第3課 [エネルギー物語]
十八世紀後半に起こった産業革命以来、人類は、石炭や石油などのいわゆる化石燃料をどんどん燃やして文明を発展させてきた。しかし、この天然の資源は無限に存在するわけではない。特に石油は、今後数十年で底を突くと予測されている。何らかの対策を取らねばということで、石油に替わる新たなエネルギー源として登場したのが、原子力であった。
今日我々が、いかにこの原子力と切っても切れない生活を送っているかということは、数字の上からも明らかである。二〇〇四年現在、運転されている原子炉の数は、世界三十か国以上で四百を上回っている。中でもフランスは、総電力の七割を原子力発電に依存せざるを得ない現状にある。日本の場合も、一九六十三年初の発電に成功してからというもの、開発に拍車がかけられ、二〇〇三年現在、約五十の原子炉が運転され、原子力発電の割合は総発電量の三分の一を占めるまでになっている。さらに、今建設計画中のものがすべて完成すれば将来、総発電量の四十%が原子力によって賄われることになり、正になくてはならないエネルギー源である。
しかしながら、一九八六年、旧ソ連のチェルノブイリ原子力発電所で起こった事故が理想の
エネルギー源「原子力」の見直しを迫る契機となった。作業中の職員二人を含め、死亡者三十一人にも上るという史上最悪の爆発事故であった。発電所から漏れた放射能は、周辺諸国の土壌を汚染し、農産物に大きな被害を与え、さらに、その農産物を輸入している国を含め、広い範囲に被害を及ぼした。そればかりか、白血病をはじめとするいわゆる原爆症が、事故現場の周辺はもとより、かなり広い地域で現在でも住民を苦しめている。放射能の被害は恐ろしい限りだ。日本でも、これほど大規模ではないが、原子力発電の是非が問われるような事故が何度も起こっている。
技術開発が進歩するにつれて、原子炉の安全性は確かに増すであろう。しかし、どんなに技術が進歩しようが、また、原子炉の管理がいくら厳重になろうが、事故が起これば、それまでだ。その規模がチェルノブイリを超えるような事故、万一、そんな事故でも起ころうものなら、被害は計り知れない。こうした放射能の危険性を恐れて、既にドイツ、ベルギー、スウェーデンなどでは、段階的に原子炉を破棄し、新しいエネルギー源に切り替える方針を打ち出している。

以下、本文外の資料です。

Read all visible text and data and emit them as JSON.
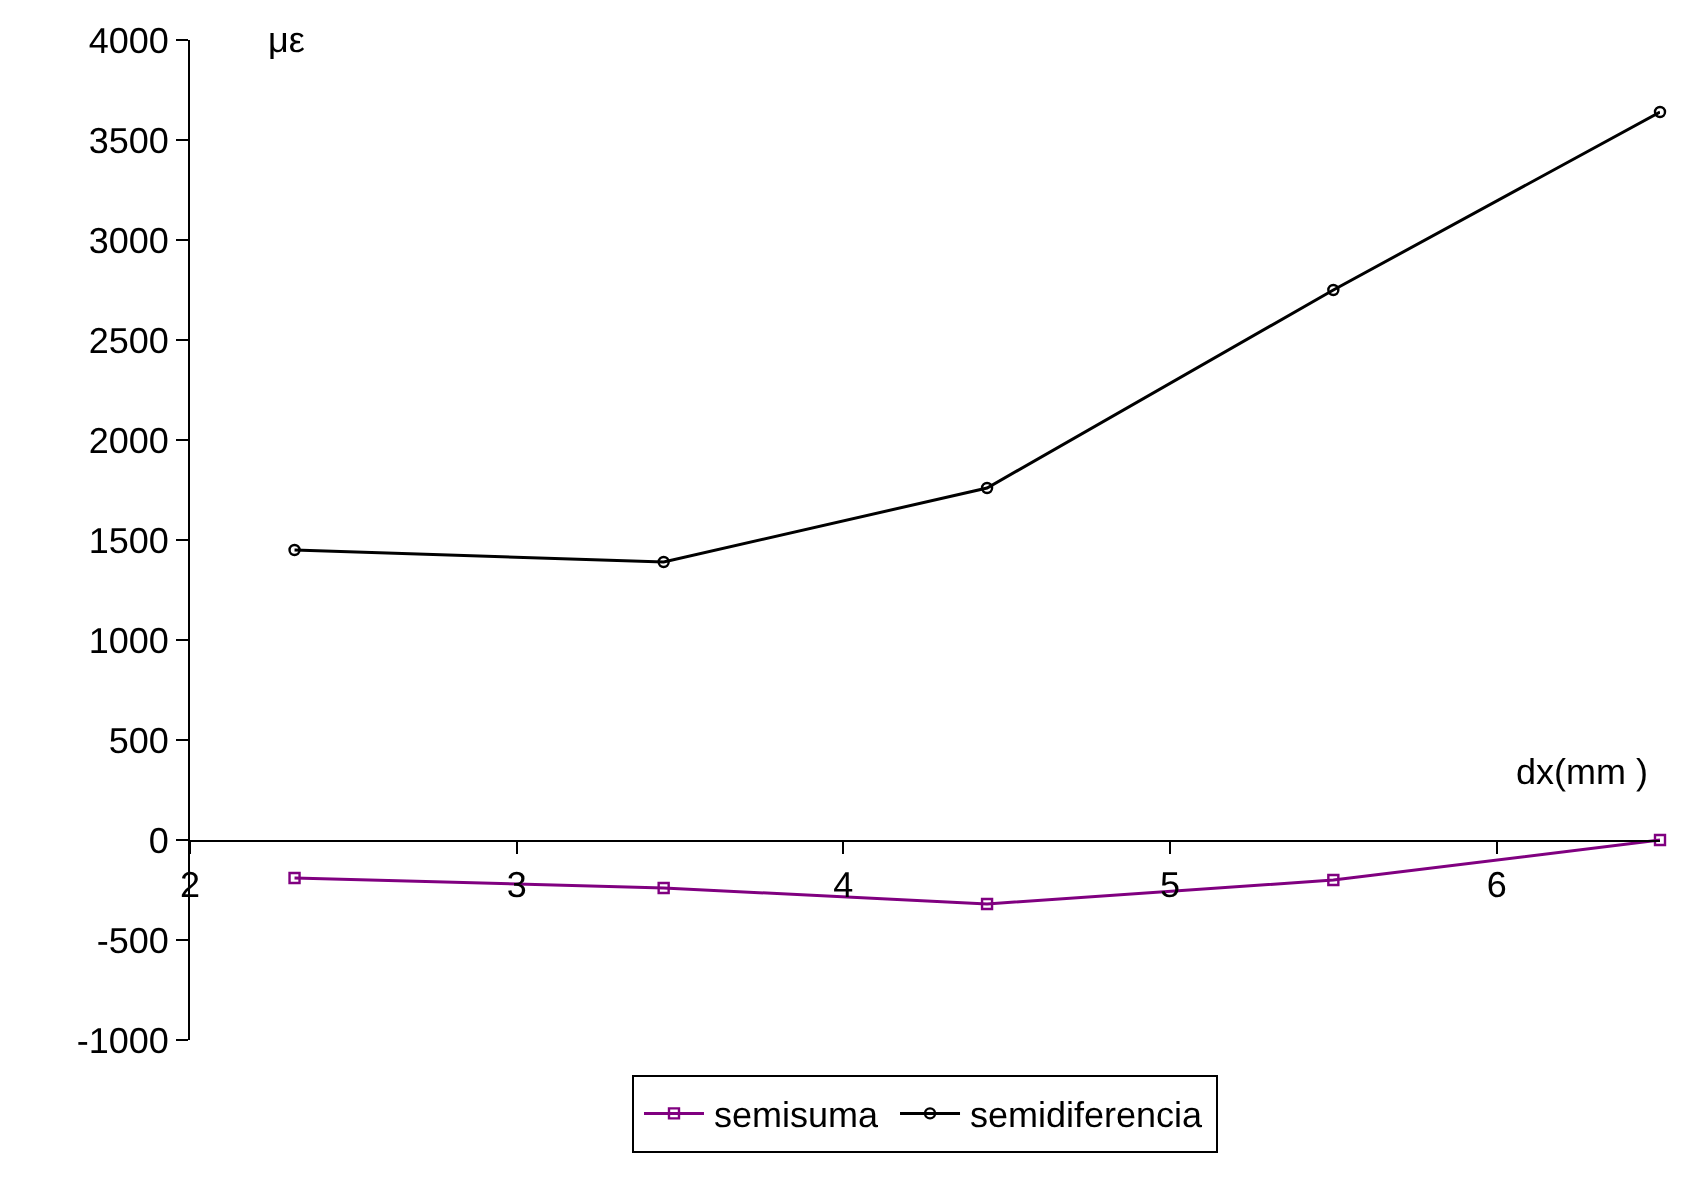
{
  "chart_data": {
    "type": "line",
    "xlabel": "dx(mm )",
    "ylabel": "με",
    "xlim": [
      2,
      6.5
    ],
    "xticks": [
      2,
      3,
      4,
      5,
      6
    ],
    "ylim": [
      -1000,
      4000
    ],
    "yticks": [
      -1000,
      -500,
      0,
      500,
      1000,
      1500,
      2000,
      2500,
      3000,
      3500,
      4000
    ],
    "grid": false,
    "legend": "bottom",
    "x": [
      2.32,
      3.45,
      4.44,
      5.5,
      6.5
    ],
    "series": [
      {
        "name": "semisuma",
        "color": "#800080",
        "marker": "square",
        "values": [
          -190,
          -240,
          -320,
          -200,
          0
        ]
      },
      {
        "name": "semidiferencia",
        "color": "#000000",
        "marker": "circle",
        "values": [
          1450,
          1390,
          1760,
          2750,
          3640
        ]
      }
    ]
  }
}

新しいエネルギー源の開発は、大気汚染、酸性雨、地球の温暖かなどの環境問題を解決す
るためにも欠かせない。世界各国で政府主導の下、様々な研究開発が進められている。生ゴミなどの廃棄物、麦わらなど活用されていない農産資源、そして、いも、大豆などの資源作物を活用したバイオマス燃料の開発などは、地球上の二酸化炭素をこれ以上増やさない燃料開発の代表的な例である。こうした研究開発の成果として、水力、風力、太陽光を利用した発電、また、廃棄物処理の熱を利用した発電など既に一部実用化されているものもあるが、まだまだ十分に需要を満たす状況ではない。

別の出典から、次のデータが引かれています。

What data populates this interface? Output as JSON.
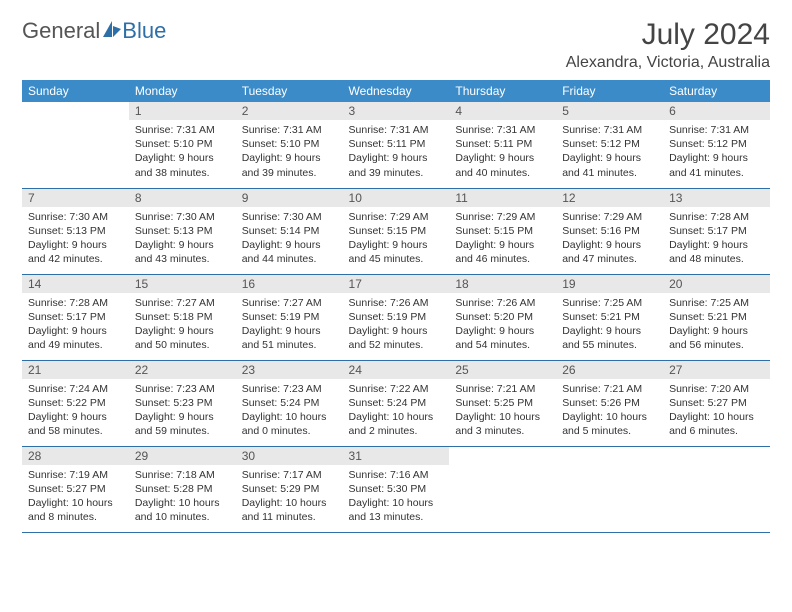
{
  "brand": {
    "part1": "General",
    "part2": "Blue"
  },
  "title": "July 2024",
  "location": "Alexandra, Victoria, Australia",
  "colors": {
    "header_bg": "#3b8bc9",
    "header_text": "#ffffff",
    "daynum_bg": "#e8e8e8",
    "row_border": "#2f6fa7",
    "body_text": "#333333",
    "logo_gray": "#555555",
    "logo_blue": "#2f6fa7",
    "page_bg": "#ffffff"
  },
  "weekdays": [
    "Sunday",
    "Monday",
    "Tuesday",
    "Wednesday",
    "Thursday",
    "Friday",
    "Saturday"
  ],
  "start_weekday": 1,
  "days": [
    {
      "n": 1,
      "sr": "7:31 AM",
      "ss": "5:10 PM",
      "dl": "9 hours and 38 minutes."
    },
    {
      "n": 2,
      "sr": "7:31 AM",
      "ss": "5:10 PM",
      "dl": "9 hours and 39 minutes."
    },
    {
      "n": 3,
      "sr": "7:31 AM",
      "ss": "5:11 PM",
      "dl": "9 hours and 39 minutes."
    },
    {
      "n": 4,
      "sr": "7:31 AM",
      "ss": "5:11 PM",
      "dl": "9 hours and 40 minutes."
    },
    {
      "n": 5,
      "sr": "7:31 AM",
      "ss": "5:12 PM",
      "dl": "9 hours and 41 minutes."
    },
    {
      "n": 6,
      "sr": "7:31 AM",
      "ss": "5:12 PM",
      "dl": "9 hours and 41 minutes."
    },
    {
      "n": 7,
      "sr": "7:30 AM",
      "ss": "5:13 PM",
      "dl": "9 hours and 42 minutes."
    },
    {
      "n": 8,
      "sr": "7:30 AM",
      "ss": "5:13 PM",
      "dl": "9 hours and 43 minutes."
    },
    {
      "n": 9,
      "sr": "7:30 AM",
      "ss": "5:14 PM",
      "dl": "9 hours and 44 minutes."
    },
    {
      "n": 10,
      "sr": "7:29 AM",
      "ss": "5:15 PM",
      "dl": "9 hours and 45 minutes."
    },
    {
      "n": 11,
      "sr": "7:29 AM",
      "ss": "5:15 PM",
      "dl": "9 hours and 46 minutes."
    },
    {
      "n": 12,
      "sr": "7:29 AM",
      "ss": "5:16 PM",
      "dl": "9 hours and 47 minutes."
    },
    {
      "n": 13,
      "sr": "7:28 AM",
      "ss": "5:17 PM",
      "dl": "9 hours and 48 minutes."
    },
    {
      "n": 14,
      "sr": "7:28 AM",
      "ss": "5:17 PM",
      "dl": "9 hours and 49 minutes."
    },
    {
      "n": 15,
      "sr": "7:27 AM",
      "ss": "5:18 PM",
      "dl": "9 hours and 50 minutes."
    },
    {
      "n": 16,
      "sr": "7:27 AM",
      "ss": "5:19 PM",
      "dl": "9 hours and 51 minutes."
    },
    {
      "n": 17,
      "sr": "7:26 AM",
      "ss": "5:19 PM",
      "dl": "9 hours and 52 minutes."
    },
    {
      "n": 18,
      "sr": "7:26 AM",
      "ss": "5:20 PM",
      "dl": "9 hours and 54 minutes."
    },
    {
      "n": 19,
      "sr": "7:25 AM",
      "ss": "5:21 PM",
      "dl": "9 hours and 55 minutes."
    },
    {
      "n": 20,
      "sr": "7:25 AM",
      "ss": "5:21 PM",
      "dl": "9 hours and 56 minutes."
    },
    {
      "n": 21,
      "sr": "7:24 AM",
      "ss": "5:22 PM",
      "dl": "9 hours and 58 minutes."
    },
    {
      "n": 22,
      "sr": "7:23 AM",
      "ss": "5:23 PM",
      "dl": "9 hours and 59 minutes."
    },
    {
      "n": 23,
      "sr": "7:23 AM",
      "ss": "5:24 PM",
      "dl": "10 hours and 0 minutes."
    },
    {
      "n": 24,
      "sr": "7:22 AM",
      "ss": "5:24 PM",
      "dl": "10 hours and 2 minutes."
    },
    {
      "n": 25,
      "sr": "7:21 AM",
      "ss": "5:25 PM",
      "dl": "10 hours and 3 minutes."
    },
    {
      "n": 26,
      "sr": "7:21 AM",
      "ss": "5:26 PM",
      "dl": "10 hours and 5 minutes."
    },
    {
      "n": 27,
      "sr": "7:20 AM",
      "ss": "5:27 PM",
      "dl": "10 hours and 6 minutes."
    },
    {
      "n": 28,
      "sr": "7:19 AM",
      "ss": "5:27 PM",
      "dl": "10 hours and 8 minutes."
    },
    {
      "n": 29,
      "sr": "7:18 AM",
      "ss": "5:28 PM",
      "dl": "10 hours and 10 minutes."
    },
    {
      "n": 30,
      "sr": "7:17 AM",
      "ss": "5:29 PM",
      "dl": "10 hours and 11 minutes."
    },
    {
      "n": 31,
      "sr": "7:16 AM",
      "ss": "5:30 PM",
      "dl": "10 hours and 13 minutes."
    }
  ],
  "labels": {
    "sunrise": "Sunrise:",
    "sunset": "Sunset:",
    "daylight": "Daylight:"
  }
}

エウテルペ下载新エネルギー源の開発が進められてはいるが、実用化し現在のエネルギー需要に応えられるようになるまでには、まだ相当の時間が必要とされるであろう。こうした状況の下でエネルギー問題を考えるとき、今、何よりも大切なことは、エネルギー消費量の削減努力である。現在の繁栄を維持するために、より便利で豊かな生活を実現するために、エネルギー消費を増やし続け、環境汚染を悪化させるようであってはならない。無駄な電気を消し、エアコンの利用を控える。省エネを進め、少しでもエネルギー消費を減らし、未来のために地球を守ることは、現代に生きる我々が問われている大きな責任なのである。